El caso del PRI es igualmente preocupante. Si alguna frescura le aportaba al dicho partido la existencia de un pre-candidato como Manlio Fabio Beltrones, era precisamente la de aportar un contrapeso a quien estaba por encima en las encuestas, en medio de una cultura política acostumbrada a la cargada, a los liderazgos absolutos y a la ciega obediencia a lo que viene de arriba. Por eso la cultura católica tradicional se entiende tan bien con la priista. Lo que se ha visto después de la declinación de Beltrones no es únicamente las consecuencias negativas por exponer tempranamente a un virtual único candidato, sino el enorme peligro de instalar en el poder a alguien acostumbrado a prescindir de la opinión ya no digamos de la ciudadanía, sino de los miembros y dirigentes de su propio partido. El caso de la aprobación exprés y sin transparencia de las reformas al artículo 24 de la Constitución, sobre el que hemos insistido recientemente, es la mejor prueba de ello.

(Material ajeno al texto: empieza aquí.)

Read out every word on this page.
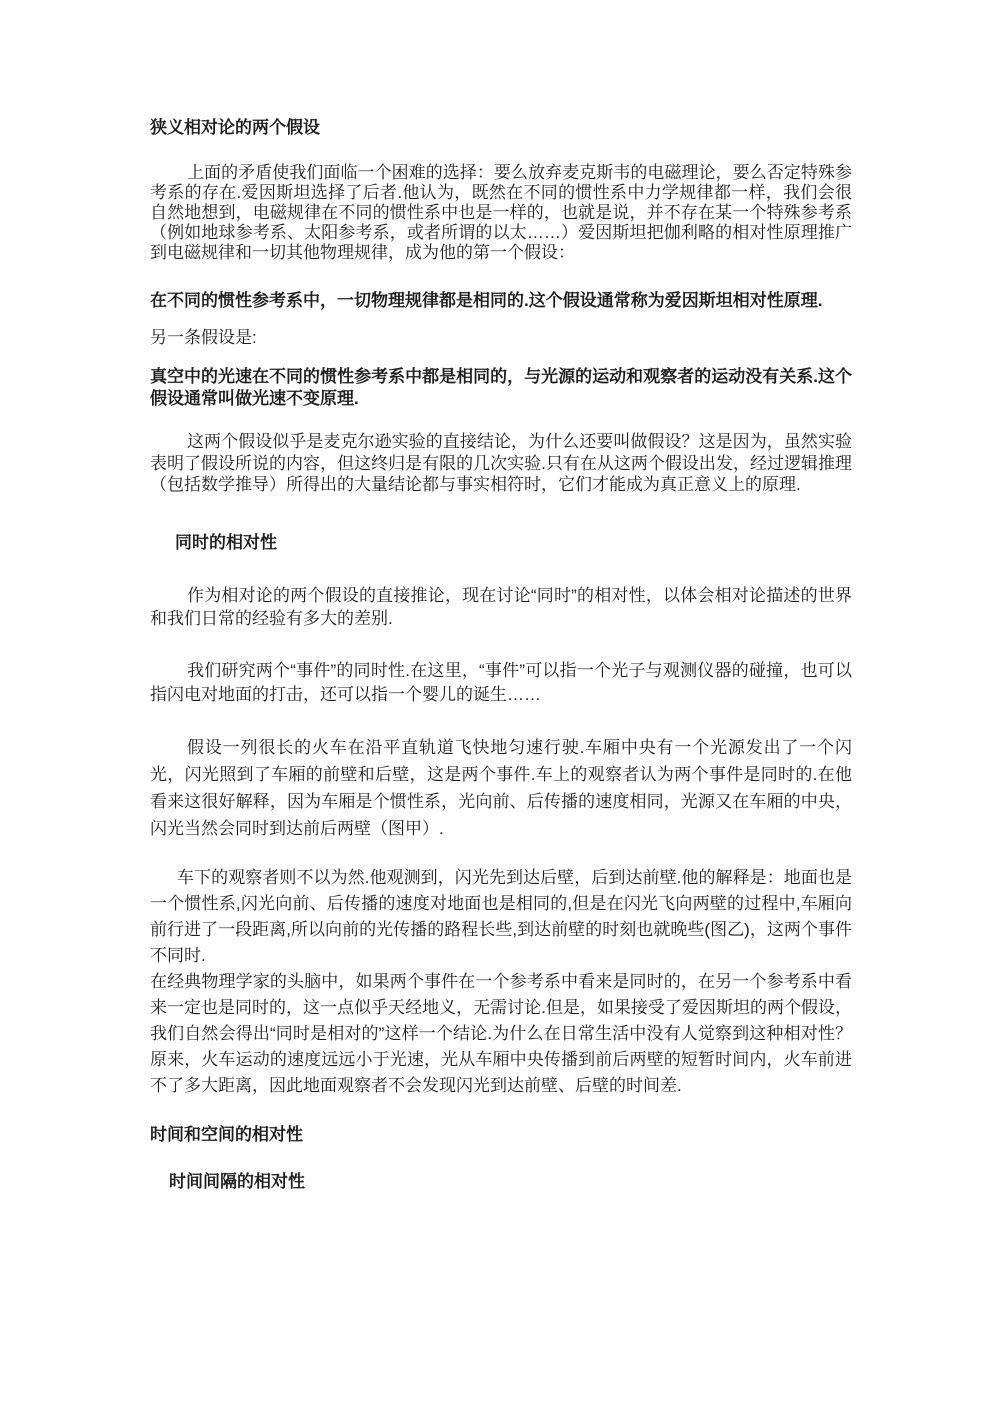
狭义相对论的两个假设

上面的矛盾使我们面临一个困难的选择：要么放弃麦克斯韦的电磁理论，要么否定特殊参考系的存在.爱因斯坦选择了后者.他认为，既然在不同的惯性系中力学规律都一样，我们会很自然地想到，电磁规律在不同的惯性系中也是一样的，也就是说，并不存在某一个特殊参考系（例如地球参考系、太阳参考系，或者所谓的以太……）爱因斯坦把伽利略的相对性原理推广到电磁规律和一切其他物理规律，成为他的第一个假设：

在不同的惯性参考系中，一切物理规律都是相同的.这个假设通常称为爱因斯坦相对性原理.

另一条假设是:

真空中的光速在不同的惯性参考系中都是相同的，与光源的运动和观察者的运动没有关系.这个假设通常叫做光速不变原理.

这两个假设似乎是麦克尔逊实验的直接结论，为什么还要叫做假设？这是因为，虽然实验表明了假设所说的内容，但这终归是有限的几次实验.只有在从这两个假设出发，经过逻辑推理（包括数学推导）所得出的大量结论都与事实相符时，它们才能成为真正意义上的原理.

同时的相对性

作为相对论的两个假设的直接推论，现在讨论“同时”的相对性，以体会相对论描述的世界和我们日常的经验有多大的差别.

我们研究两个“事件”的同时性.在这里，“事件”可以指一个光子与观测仪器的碰撞，也可以指闪电对地面的打击，还可以指一个婴儿的诞生……

假设一列很长的火车在沿平直轨道飞快地匀速行驶.车厢中央有一个光源发出了一个闪光，闪光照到了车厢的前壁和后壁，这是两个事件.车上的观察者认为两个事件是同时的.在他看来这很好解释，因为车厢是个惯性系，光向前、后传播的速度相同，光源又在车厢的中央，闪光当然会同时到达前后两壁（图甲）.

车下的观察者则不以为然.他观测到，闪光先到达后壁，后到达前壁.他的解释是：地面也是一个惯性系,闪光向前、后传播的速度对地面也是相同的,但是在闪光飞向两壁的过程中,车厢向前行进了一段距离,所以向前的光传播的路程长些,到达前壁的时刻也就晚些(图乙)，这两个事件不同时.

在经典物理学家的头脑中，如果两个事件在一个参考系中看来是同时的，在另一个参考系中看来一定也是同时的，这一点似乎天经地义，无需讨论.但是，如果接受了爱因斯坦的两个假设，我们自然会得出“同时是相对的”这样一个结论.为什么在日常生活中没有人觉察到这种相对性？原来，火车运动的速度远远小于光速，光从车厢中央传播到前后两壁的短暂时间内，火车前进不了多大距离，因此地面观察者不会发现闪光到达前壁、后壁的时间差.

时间和空间的相对性
时间间隔的相对性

Finalmente, el PAN no escapa a esta tradición autoritaria y dictatorial. No sólo por el hecho de que la elección de su candidato o candidata se decidirá por un grupo restringido de personas, sino porque el Presidente de la República a todas luces ha querido imponer, como pretendió hacerlo su antecesor, al contendiente de su partido. La gran tragedia del PAN es precisamente que no se ha podido desprender de la tradición autoritaria del sistema político mexicano y ha reproducido, con sus propias características, una cultura absolutista.
Seguimos, pues, sin entender que la democracia está hecha de balances y contrapesos, de transparencia y escrutinio, de diversidad y pluralidad. El verdadero peligro en las próximas elecciones no es quién triunfe, que tal o cual partido se imponga, sino que el que gane no haya entendido lo anterior.